Dans son rôle de premier ministre, Philippe Couillard ne m’impressionne pas. Il m’apparaît distant, froid, intouchable dans sa bulle, un peu à la manière de Stephen Harper.
On raconte dans les corridors du pouvoir à Québec que Philippe Couillard dirige le gouvernement comme son collègue à Ottawa, en control freak.
Sa façon de traiter les membres de son conseil des ministres suggère que la majorité d’entre eux ont été bannis à la table des enfants. Seuls Gaétan Barrette et Martin Coiteux peuvent manger avec les grands.
Je comprends que plusieurs Québécois sont en beau fusil contre le premier ministre en raison des coupures qu’il estime nécessaires pour atteindre le déficit zéro. Il n’a jamais pris le temps de bien expliquer, en bon père de famille, pourquoi il faut faire des sacrifices maintenant pour mieux vivre plus tard.
Certains refusent l’idée même que les finances du Québec sont mal en point. Je pense notamment à Christian Bégin qui affirme ne pas croire que les coffres de l’État sont vides (parce qu’il y aurait beaucoup d’argent dans le monde) alors que nous devons payer 10 milliards $ par année en intérêts sur la dette. Une somme bien que trop réelle.
Les péquistes ne trouveront jamais la moindre qualité à un premier ministre libéral, pas plus que les amis de Québec Solidaire. Et la CAQ doit garder une distance même si elle partage certains des objectifs économiques du PLQ.
Malgré la grogne, si on se fie au sondage du weekend dernier, le PLQ récolte 37% des intentions de vote, loin en avant du PQ et de la CAQ qui stagnent à 25%. Personne ne peut affirmer que ce gouvernement n’a pas la légitimité nécessaire pour gouverner dans le cadre de notre système parlementaire.
Et comme mes amis m’entendent souvent le dire: «nous avons la classe politique que nous méritons.»
Un peuple de gueulards
Mais lorsqu’on se promène sur les réseaux sociaux, dans les commentaires sur les blogues, on fait vite connaissance avec une affreuse bête à cornes qui crache du feu avant de croquer tout crus les petits enfants, un Philippe Couillard diabolisé qui porte en lui tous les maux de la terre. Il serait un voleur, un menteur, un croche, un fourbe, un serpent, un escroc, un traître, un vendu, un salaud, un écoeurant, un suppôt de l’Arabie saoudite – il y a même des gens qui colportent l’information (fausse) qu’il porte la barbe parce qu’il est musulman – un gars qui s’en met plein les poches, qui n’aspirait au pouvoir que pour rendre les riches encore plus riches, et les pauvres plus pauvres.Alors qu’il ferait pas mal plus d’argent en tant que neuro-chirurgien.
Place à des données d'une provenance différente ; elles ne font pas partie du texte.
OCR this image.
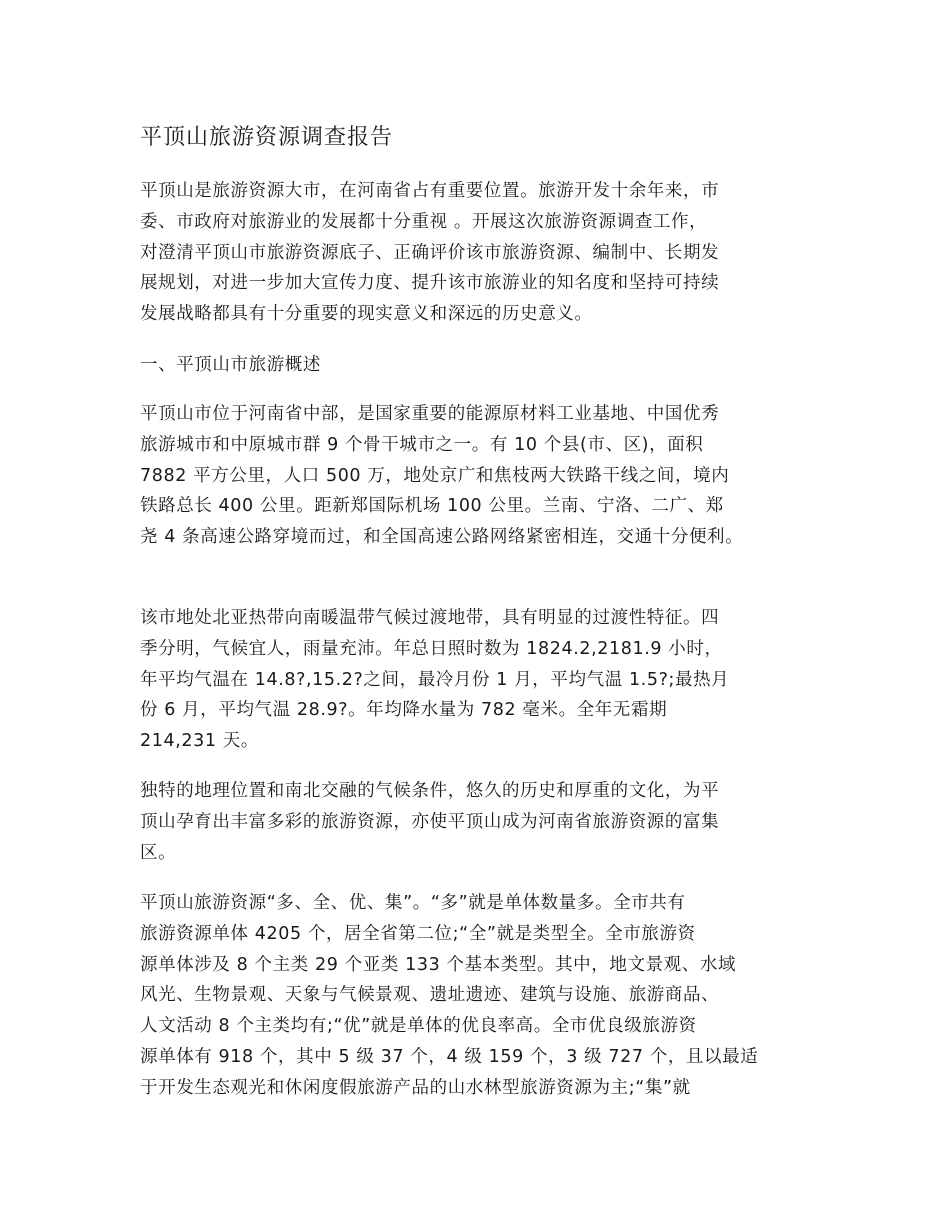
平顶山旅游资源调查报告
平顶山是旅游资源大市，在河南省占有重要位置。旅游开发十余年来，市
委、市政府对旅游业的发展都十分重视 。开展这次旅游资源调查工作，
对澄清平顶山市旅游资源底子、正确评价该市旅游资源、编制中、长期发
展规划，对进一步加大宣传力度、提升该市旅游业的知名度和坚持可持续
发展战略都具有十分重要的现实意义和深远的历史意义。
一、平顶山市旅游概述
平顶山市位于河南省中部，是国家重要的能源原材料工业基地、中国优秀
旅游城市和中原城市群 9 个骨干城市之一。有 10 个县(市、区)，面积
7882 平方公里，人口 500 万，地处京广和焦枝两大铁路干线之间，境内
铁路总长 400 公里。距新郑国际机场 100 公里。兰南、宁洛、二广、郑
尧 4 条高速公路穿境而过，和全国高速公路网络紧密相连，交通十分便利。
该市地处北亚热带向南暖温带气候过渡地带，具有明显的过渡性特征。四
季分明，气候宜人，雨量充沛。年总日照时数为 1824.2,2181.9 小时，
年平均气温在 14.8?,15.2?之间，最冷月份 1 月，平均气温 1.5?;最热月
份 6 月，平均气温 28.9?。年均降水量为 782 毫米。全年无霜期
214,231 天。
独特的地理位置和南北交融的气候条件，悠久的历史和厚重的文化，为平
顶山孕育出丰富多彩的旅游资源，亦使平顶山成为河南省旅游资源的富集
区。
平顶山旅游资源“多、全、优、集”。“多”就是单体数量多。全市共有
旅游资源单体 4205 个，居全省第二位;“全”就是类型全。全市旅游资
源单体涉及 8 个主类 29 个亚类 133 个基本类型。其中，地文景观、水域
风光、生物景观、天象与气候景观、遗址遗迹、建筑与设施、旅游商品、
人文活动 8 个主类均有;“优”就是单体的优良率高。全市优良级旅游资
源单体有 918 个，其中 5 级 37 个，4 级 159 个，3 级 727 个，且以最适
于开发生态观光和休闲度假旅游产品的山水林型旅游资源为主;“集”就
C’est à qui trouvera l’insulte la plus acérée. Et la plus fantasque.
Traitez-moi de réactionnaire, mais on a beau ne pas aimer un premier ministre, nous devons le respect à la fonction de chef de l’État qu’il ou elle occupe. Et pour laquelle cette personne a été élue au suffrage universel, dans les règles de l’art. Le Québec n’est pas une république bananière.
Et à moins de découvrir que le ou la chef de l’État agit de manière vile et immorale, c’est un être humain comme les autres qui mérite un minimum de courtoisie.
Quand avons-nous perdu l’habitude de dire «je ne l’aime pas» ou «je ne luis fais pas confiance» ou «sa tête ne me revient pas» ou «il fait mal sa job» pour critiquer un politicien ?
Comment en sommes-nous venus à ne pouvoir exprimer notre insatisfaction que par le biais d’insultes vulgaires et d’accusations graves sans détenir la moindre preuve ? À coup de «qu’il mange d’la m…»
Oui, la classe politique actuelle déçoit. Mais quand on utilise un langage ordurier pour parler de ceux et celles qui nous représentent, nous nous enfonçons et traînons le débat avec nous, direction, fond du baril.